GM: Moving away from sophisticated poetry and thinking more about words and letters as if chosen to create a puzzle was more what I was thinking in terms of poetics. If you read the text, it’s pretty easy for anyone to connect to in that you definitely don’t need a literature degree, or even experience reading poems. I felt it would help to reassure the reader that the text wasn’t supposed to be intellectually inaccessible. It also helps the player feel like they’re more part of creating the poem by committing to the act of reading the text. Being more pictorial I guess was my way of being playful and also not putting pressure to write poems that were conventionally publishable. No one would accept these poems as sole entities to publish, and the way I laid out words and letters on the page helped me move away from the mindset of writing something polished. Also, it was fun! If a player/reader could see how much fun I was having shaping text and laying it out on the page the ways I chose, it could encourage them to take a chance on poetry? Given this project was going to be aimed at folks familiar with independent games, fostering a sense of inclusivity and collaboration was pretty important.

IM: Yes, I certainly felt that reading your poems. I would find myself reading them the way I’d look at a piece of visual art, not from left-to-right, top-to-bottom, but letting my eye wander and be led by the visual composition.

How do you feel about the way the game we created reorganises and mixes your carefully laid out poems? It’s pretty much impossible to view the poems in their original form in the game.

GM: I actually love this! I thought I knew what the poems would look like because I did go into a more ‘visual poetry’ route, but quickly found out that I couldn’t predict how the poems would look once I sent them to you, till I saw the revised builds (builds, I learnt, were ‘versions’ of the game in progress but not the actual finished game itself. They were playable and allowed me to see how my poems were rendered in-game) you provided in the process of responding to my own poetry within your own form of poetry. The death and constant rebirth of the author(s)? It’s almost as if the poem text is a guideline, and how it’s rendered into the game is a further step to its completion, but without the player/reader, the endless readings or interpretations aren’t available. I’m the kind of poet that doesn’t mind being told to delete suggested lines, and I think that’s also why it’s so exciting to hear that people love playing our game: they are literally part of the process of the poem/s being written.

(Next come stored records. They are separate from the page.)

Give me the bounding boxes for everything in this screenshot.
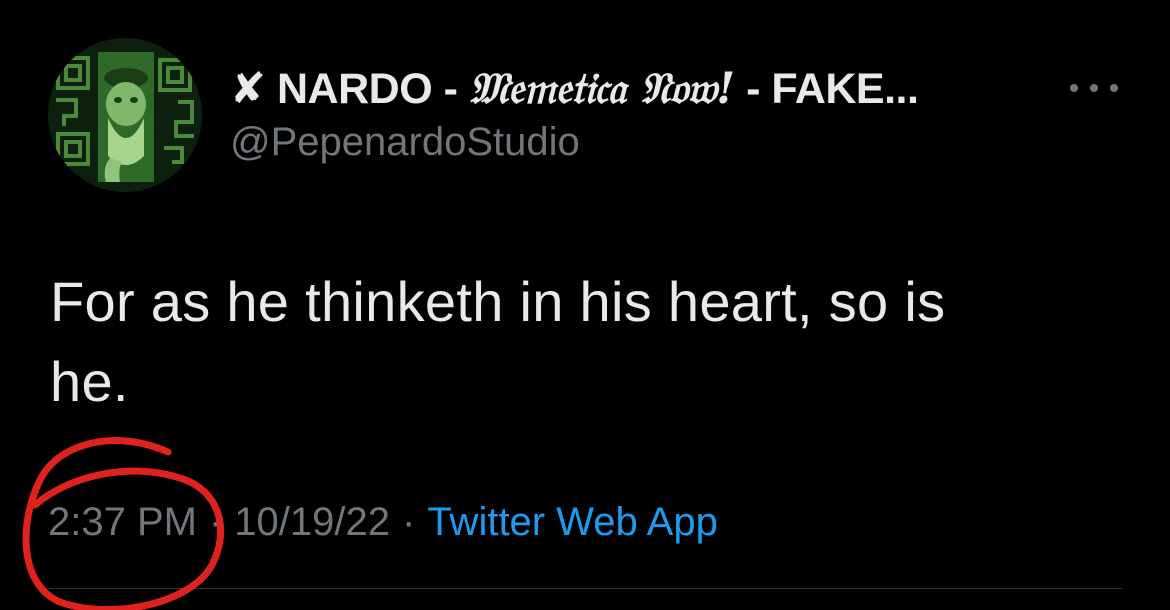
more-dot xyxy=(1090,84,1098,92)
more-dot xyxy=(1070,84,1078,92)
display-name-gothic: 𝔐𝔢𝔪𝔢𝔱𝔦𝔠𝔞 𝔑𝔬𝔴! xyxy=(468,64,735,114)
more-options-icon[interactable] xyxy=(1070,68,1118,108)
meta-separator: · xyxy=(402,500,416,544)
tweet-text: For as he thinketh in his heart, so is h… xyxy=(50,262,1130,422)
tweet-text-line: For as he thinketh in his heart, so is xyxy=(50,270,946,333)
tweet-meta: 2:37 PM · 10/19/22 · Twitter Web App xyxy=(48,500,718,545)
display-name[interactable]: ✘ NARDO - 𝔐𝔢𝔪𝔢𝔱𝔦𝔠𝔞 𝔑𝔬𝔴! - FAKE... xyxy=(230,64,919,114)
tweet-source-link[interactable]: Twitter Web App xyxy=(427,500,718,544)
user-handle[interactable]: @PepenardoStudio xyxy=(230,120,580,165)
avatar[interactable] xyxy=(48,38,202,192)
display-name-suffix: - FAKE... xyxy=(734,65,919,113)
meta-separator: · xyxy=(208,500,223,544)
display-name-prefix: ✘ NARDO - xyxy=(230,65,469,113)
green-portrait-avatar xyxy=(48,38,202,192)
divider xyxy=(48,588,1122,589)
tweet-date[interactable]: 10/19/22 xyxy=(234,500,390,544)
tweet-time[interactable]: 2:37 PM xyxy=(48,500,197,544)
tweet-text-line: he. xyxy=(50,350,129,413)
more-dot xyxy=(1110,84,1118,92)
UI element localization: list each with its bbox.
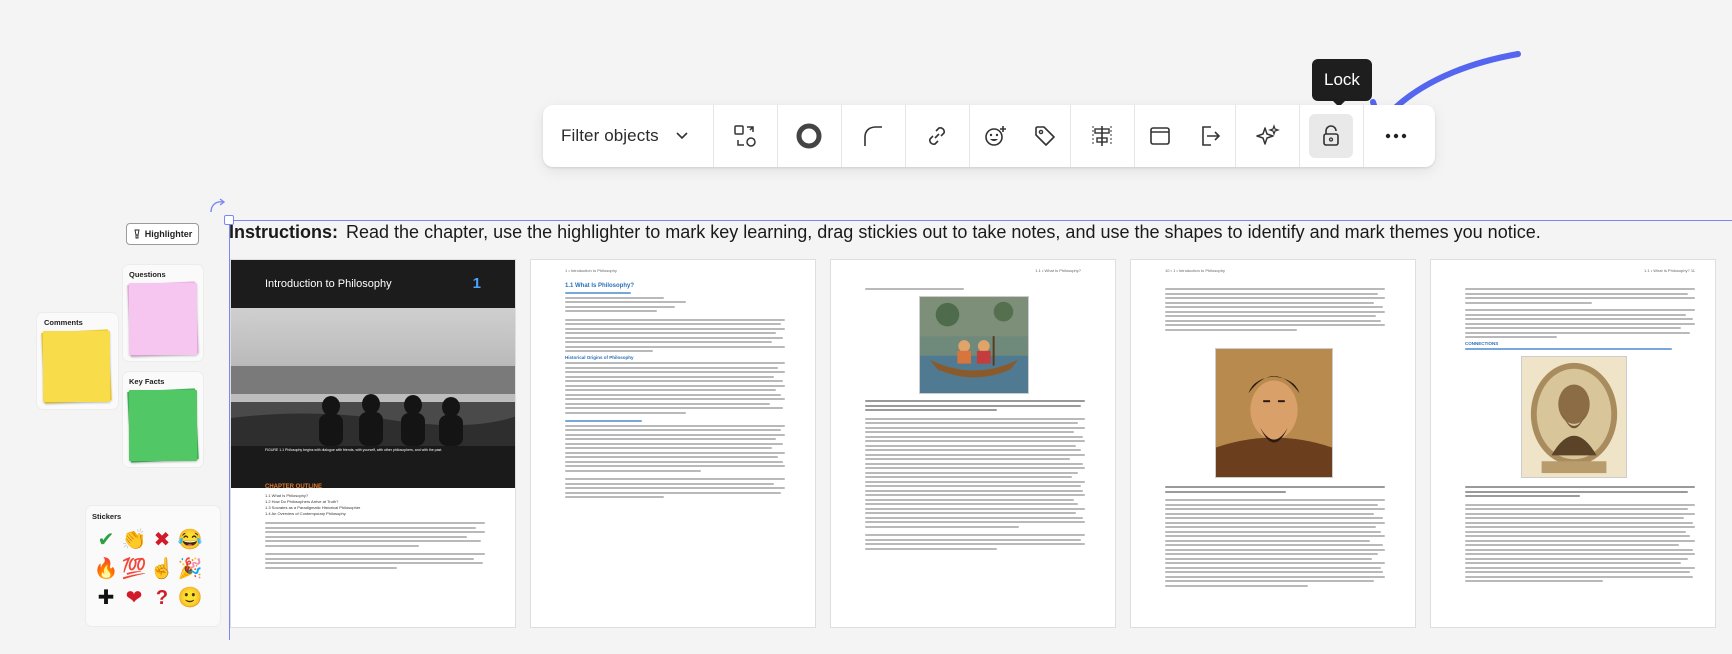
filter-objects-dropdown[interactable]: Filter objects	[543, 105, 714, 167]
page-3-text	[865, 400, 1085, 552]
frame-export-group	[1135, 105, 1236, 167]
questions-panel: Questions	[123, 265, 203, 361]
subsection-title: Historical Origins of Philosophy	[565, 355, 634, 360]
checkmark-sticker-icon[interactable]: ✔	[92, 526, 120, 555]
page-header: 1.1 • What Is Philosophy? 11	[1644, 268, 1695, 273]
ring-shape-icon	[796, 123, 822, 149]
question-mark-sticker-icon[interactable]: ?	[148, 584, 176, 613]
instructions-label: Instructions:	[229, 222, 339, 242]
page-4-text	[1165, 486, 1385, 589]
lock-button[interactable]	[1300, 105, 1364, 167]
fire-sticker-icon[interactable]: 🔥	[92, 555, 120, 584]
object-toolbar: Filter objects	[543, 105, 1435, 167]
instructions-body: Read the chapter, use the highlighter to…	[346, 222, 1541, 242]
connections-heading: CONNECTIONS	[1465, 341, 1499, 346]
chevron-down-icon	[676, 132, 688, 140]
align-distribute-icon	[1092, 126, 1112, 146]
chapter-number: 1	[472, 275, 481, 292]
page-2-content: 1.1 What Is Philosophy? Historical Origi…	[565, 278, 785, 501]
emoji-reaction-button[interactable]	[970, 105, 1020, 167]
tag-icon	[1034, 126, 1055, 146]
instructions-text[interactable]: Instructions: Read the chapter, use the h…	[229, 222, 1541, 243]
corner-radius-icon	[864, 126, 883, 146]
introduction-text	[265, 522, 485, 571]
document-page-1[interactable]: Introduction to Philosophy 1 FIGURE 1.1 …	[230, 259, 516, 628]
tag-button[interactable]	[1020, 105, 1070, 167]
chapter-title: Introduction to Philosophy	[265, 278, 392, 290]
document-page-3[interactable]: 1.1 • What Is Philosophy?	[830, 259, 1116, 628]
document-page-4[interactable]: 10 • 1 • Introduction to Philosophy	[1130, 259, 1416, 628]
key-facts-sticky-stack[interactable]	[127, 388, 199, 463]
ai-assist-button[interactable]	[1236, 105, 1300, 167]
questions-title: Questions	[129, 270, 166, 279]
page-4-top-text	[1165, 288, 1385, 333]
replace-object-icon	[734, 125, 757, 147]
more-options-button[interactable]	[1364, 105, 1428, 167]
section-title: 1.1 What Is Philosophy?	[565, 283, 635, 289]
page-header: 1.1 • What Is Philosophy?	[1035, 268, 1081, 273]
laughing-face-sticker-icon[interactable]: 😂	[176, 526, 204, 555]
lock-tooltip: Lock	[1312, 59, 1372, 101]
index-finger-sticker-icon[interactable]: ☝	[148, 555, 176, 584]
sticky-note-yellow[interactable]	[43, 331, 110, 402]
page-5-text	[1465, 486, 1695, 585]
frame-icon	[1149, 127, 1170, 145]
smiley-face-sticker-icon[interactable]: 🙂	[176, 584, 204, 613]
frame-button[interactable]	[1135, 105, 1185, 167]
emoji-add-icon	[984, 126, 1006, 146]
link-button[interactable]	[906, 105, 970, 167]
questions-sticky-stack[interactable]	[127, 281, 199, 357]
align-button[interactable]	[1071, 105, 1135, 167]
cross-mark-sticker-icon[interactable]: ✖	[148, 526, 176, 555]
outline-item: 1.4 An Overview of Contemporary Philosop…	[265, 511, 346, 516]
lock-icon	[1323, 125, 1340, 146]
page-header: 1 • Introduction to Philosophy	[565, 268, 617, 273]
highlighter-label: Highlighter	[144, 229, 193, 239]
comments-title: Comments	[44, 318, 83, 327]
page-3-intro	[865, 288, 1085, 293]
highlighter-icon	[134, 229, 140, 239]
sticky-note-green[interactable]	[129, 390, 197, 461]
document-page-5[interactable]: 1.1 • What Is Philosophy? 11 CONNECTIONS	[1430, 259, 1716, 628]
stickers-grid: ✔ 👏 ✖ 😂 🔥 💯 ☝ 🎉 ✚ ❤ ? 🙂	[92, 526, 204, 613]
corner-radius-button[interactable]	[842, 105, 906, 167]
export-button[interactable]	[1185, 105, 1235, 167]
plus-sticker-icon[interactable]: ✚	[92, 584, 120, 613]
comments-sticky-stack[interactable]	[41, 329, 112, 404]
page-5-top-text: CONNECTIONS	[1465, 288, 1695, 353]
comments-panel: Comments	[37, 313, 118, 409]
document-page-2[interactable]: 1 • Introduction to Philosophy 1.1 What …	[530, 259, 816, 628]
page-header: 10 • 1 • Introduction to Philosophy	[1165, 268, 1225, 273]
lock-button-highlight	[1309, 114, 1354, 158]
key-facts-panel: Key Facts	[123, 372, 203, 467]
more-options-icon	[1385, 133, 1406, 139]
clapping-hands-sticker-icon[interactable]: 👏	[120, 526, 148, 555]
stickers-panel: Stickers ✔ 👏 ✖ 😂 🔥 💯 ☝ 🎉 ✚ ❤ ? 🙂	[86, 506, 220, 626]
replace-object-button[interactable]	[714, 105, 778, 167]
link-icon	[929, 127, 946, 145]
frame-border-top	[229, 220, 1732, 221]
chapter-outline-heading: CHAPTER OUTLINE	[265, 484, 322, 490]
rotate-handle-icon[interactable]	[208, 198, 228, 216]
portrait-figure	[1215, 348, 1333, 478]
hundred-points-sticker-icon[interactable]: 💯	[120, 555, 148, 584]
filter-objects-label: Filter objects	[561, 126, 659, 145]
figure-caption: FIGURE 1.1 Philosophy begins with dialog…	[265, 448, 443, 452]
reaction-tag-group	[970, 105, 1071, 167]
sticky-note-pink[interactable]	[129, 283, 197, 355]
export-icon	[1201, 126, 1220, 146]
heart-sticker-icon[interactable]: ❤	[120, 584, 148, 613]
engraving-portrait-figure	[1521, 356, 1627, 478]
chapter-cover-photo	[231, 308, 515, 488]
boat-painting-figure	[919, 296, 1029, 394]
key-facts-title: Key Facts	[129, 377, 165, 386]
border-style-button[interactable]	[778, 105, 842, 167]
highlighter-tool[interactable]: Highlighter	[126, 223, 199, 245]
party-popper-sticker-icon[interactable]: 🎉	[176, 555, 204, 584]
ai-sparkle-icon	[1256, 124, 1281, 145]
chapter-outline-list: 1.1 What Is Philosophy? 1.2 How Do Philo…	[265, 493, 360, 517]
stickers-title: Stickers	[92, 512, 122, 521]
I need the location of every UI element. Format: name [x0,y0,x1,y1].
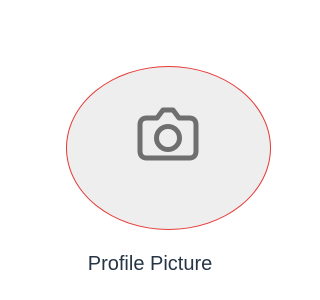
profile-picture-label: Profile Picture [87,253,213,275]
profile-picture-upload-button[interactable] [66,66,276,234]
profile-picture-upload: Profile Picture [0,0,300,300]
camera-icon [137,107,199,161]
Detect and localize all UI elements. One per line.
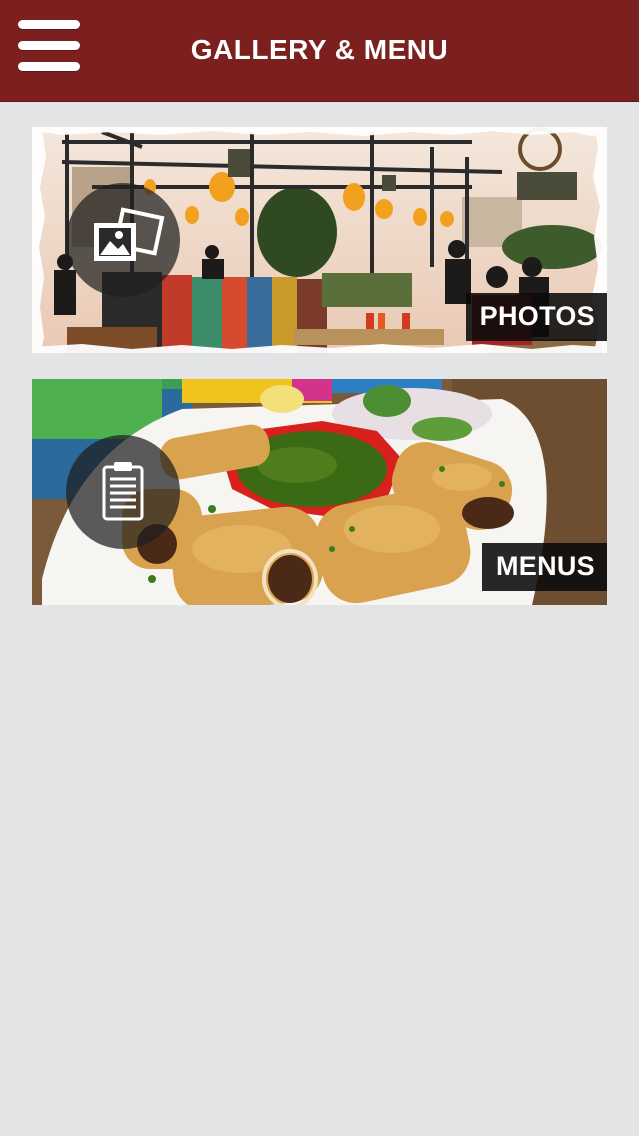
page-title: GALLERY & MENU	[190, 34, 449, 65]
hamburger-menu-icon	[18, 20, 80, 29]
clipboard-icon-circle	[66, 435, 180, 549]
clipboard-icon	[102, 462, 144, 521]
app-header: GALLERY & MENU	[0, 0, 639, 102]
menus-card[interactable]: MENUS	[32, 379, 607, 605]
photos-card[interactable]: PHOTOS	[32, 127, 607, 353]
photos-label: PHOTOS	[465, 293, 607, 341]
menus-label: MENUS	[481, 543, 607, 591]
photo-gallery-icon-circle	[66, 183, 180, 297]
photo-gallery-icon	[94, 207, 165, 261]
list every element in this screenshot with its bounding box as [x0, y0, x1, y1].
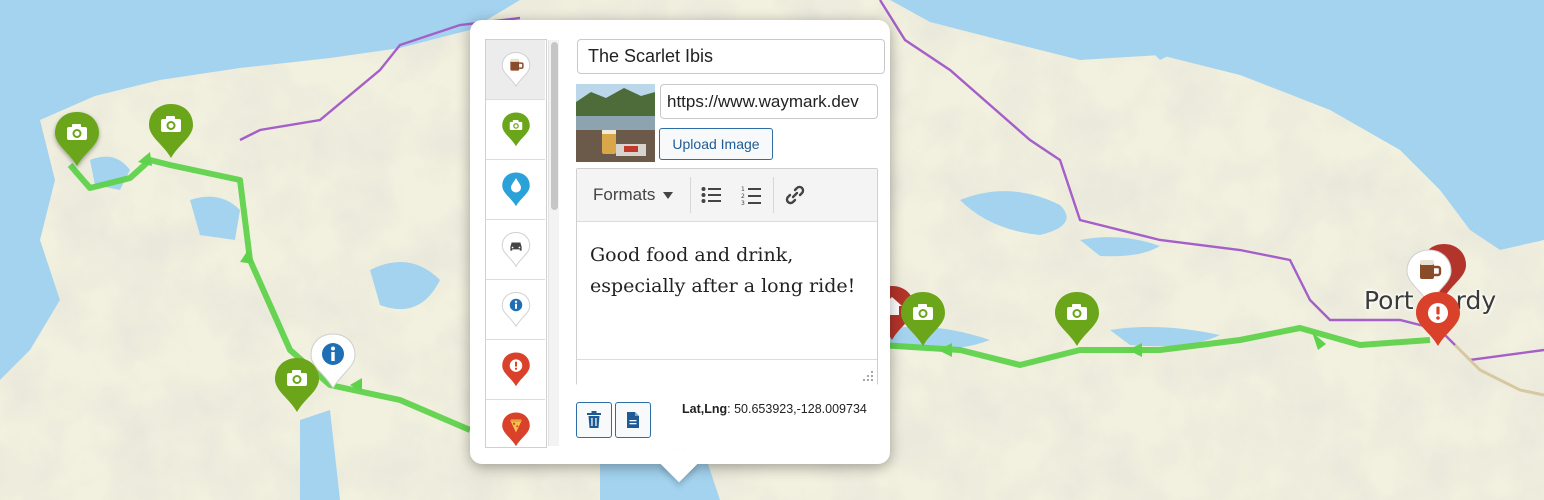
- marker-type-pizza[interactable]: [486, 400, 545, 447]
- lat-lng-label: Lat,Lng: [682, 402, 728, 416]
- editor-content-area[interactable]: Good food and drink, especially after a …: [577, 222, 877, 358]
- marker-edit-popup: Upload Image Formats 123 Good food and d…: [470, 20, 890, 483]
- duplicate-button[interactable]: [615, 402, 651, 438]
- delete-button[interactable]: [576, 402, 612, 438]
- map-marker-alert[interactable]: [1412, 288, 1464, 352]
- map-marker-camera[interactable]: [1051, 288, 1103, 352]
- marker-type-alert[interactable]: [486, 340, 545, 400]
- marker-type-beer[interactable]: [486, 40, 545, 100]
- alert-icon: [1428, 303, 1448, 323]
- info-icon: [322, 343, 344, 365]
- scrollbar-thumb[interactable]: [551, 42, 558, 210]
- marker-type-camera[interactable]: [486, 100, 545, 160]
- description-editor: Formats 123 Good food and drink, especia…: [576, 168, 878, 385]
- marker-type-water[interactable]: [486, 160, 545, 220]
- marker-type-car[interactable]: [486, 220, 545, 280]
- image-thumbnail: [576, 84, 655, 162]
- caret-down-icon: [663, 191, 674, 199]
- numbered-list-icon: 123: [741, 186, 761, 205]
- trash-icon: [587, 411, 601, 428]
- info-icon: [509, 298, 522, 311]
- marker-type-info[interactable]: [486, 280, 545, 340]
- document-icon: [627, 412, 639, 428]
- lat-lng-readout: Lat,Lng: 50.653923,-128.009734: [682, 402, 867, 416]
- editor-toolbar: Formats 123: [577, 169, 877, 222]
- svg-text:1: 1: [741, 186, 745, 193]
- lat-lng-value: : 50.653923,-128.009734: [727, 402, 867, 416]
- editor-statusbar: [577, 359, 877, 385]
- numbered-list-button[interactable]: 123: [735, 179, 767, 211]
- alert-icon: [509, 358, 522, 372]
- title-input[interactable]: [577, 39, 885, 74]
- svg-text:2: 2: [741, 193, 745, 200]
- description-text[interactable]: Good food and drink, especially after a …: [590, 240, 865, 302]
- map-marker-camera[interactable]: [51, 108, 103, 172]
- link-icon: [785, 185, 805, 205]
- marker-type-scrollbar[interactable]: [548, 40, 559, 446]
- map-marker-camera[interactable]: [145, 100, 197, 164]
- formats-dropdown[interactable]: Formats: [583, 178, 683, 212]
- bullet-list-icon: [701, 187, 721, 203]
- upload-image-button[interactable]: Upload Image: [659, 128, 773, 160]
- svg-text:3: 3: [741, 200, 745, 205]
- map-marker-camera[interactable]: [271, 354, 323, 418]
- image-url-input[interactable]: [660, 84, 878, 119]
- map-marker-camera[interactable]: [897, 288, 949, 352]
- marker-type-list[interactable]: [485, 39, 547, 448]
- formats-label: Formats: [593, 185, 656, 204]
- resize-handle-icon[interactable]: [862, 370, 874, 382]
- bullet-list-button[interactable]: [695, 179, 727, 211]
- link-button[interactable]: [779, 179, 811, 211]
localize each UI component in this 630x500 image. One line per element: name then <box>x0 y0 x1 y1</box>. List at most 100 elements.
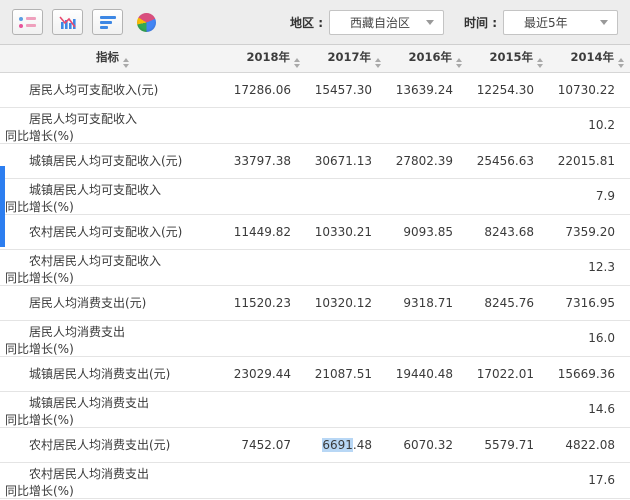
time-select[interactable]: 最近5年 <box>503 10 618 35</box>
sort-icon <box>375 58 381 68</box>
column-header-label: 指标 <box>96 50 119 64</box>
value-cell: 7316.95 <box>549 285 630 321</box>
value-cell <box>387 250 468 286</box>
indicator-cell: 居民人均可支配收入同比增长(%) <box>0 108 225 144</box>
region-label: 地区 : <box>290 14 323 31</box>
indicator-cell: 居民人均消费支出(元) <box>0 285 225 321</box>
value-cell: 8243.68 <box>468 214 549 250</box>
column-header-year-4[interactable]: 2015年 <box>468 45 549 72</box>
bar-chart-icon <box>100 16 116 29</box>
value-cell: 19440.48 <box>387 356 468 392</box>
indicator-cell: 城镇居民人均消费支出(元) <box>0 356 225 392</box>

IM: The game that first connected us, Catacombs of Solaris has a lot of generative elements and relies heavily on the player projecting their own interpretations onto the resulting images. I feel like our collaboration of If We Were Allowed to Visit is similarly open to having player’s interpretations projected onto it with the way words are seemingly randomly arranged as you move around. It’s almost as if the player is writing their own poetry by moving around. I’m wondering if this kind of reader agency plays a role in your writing process?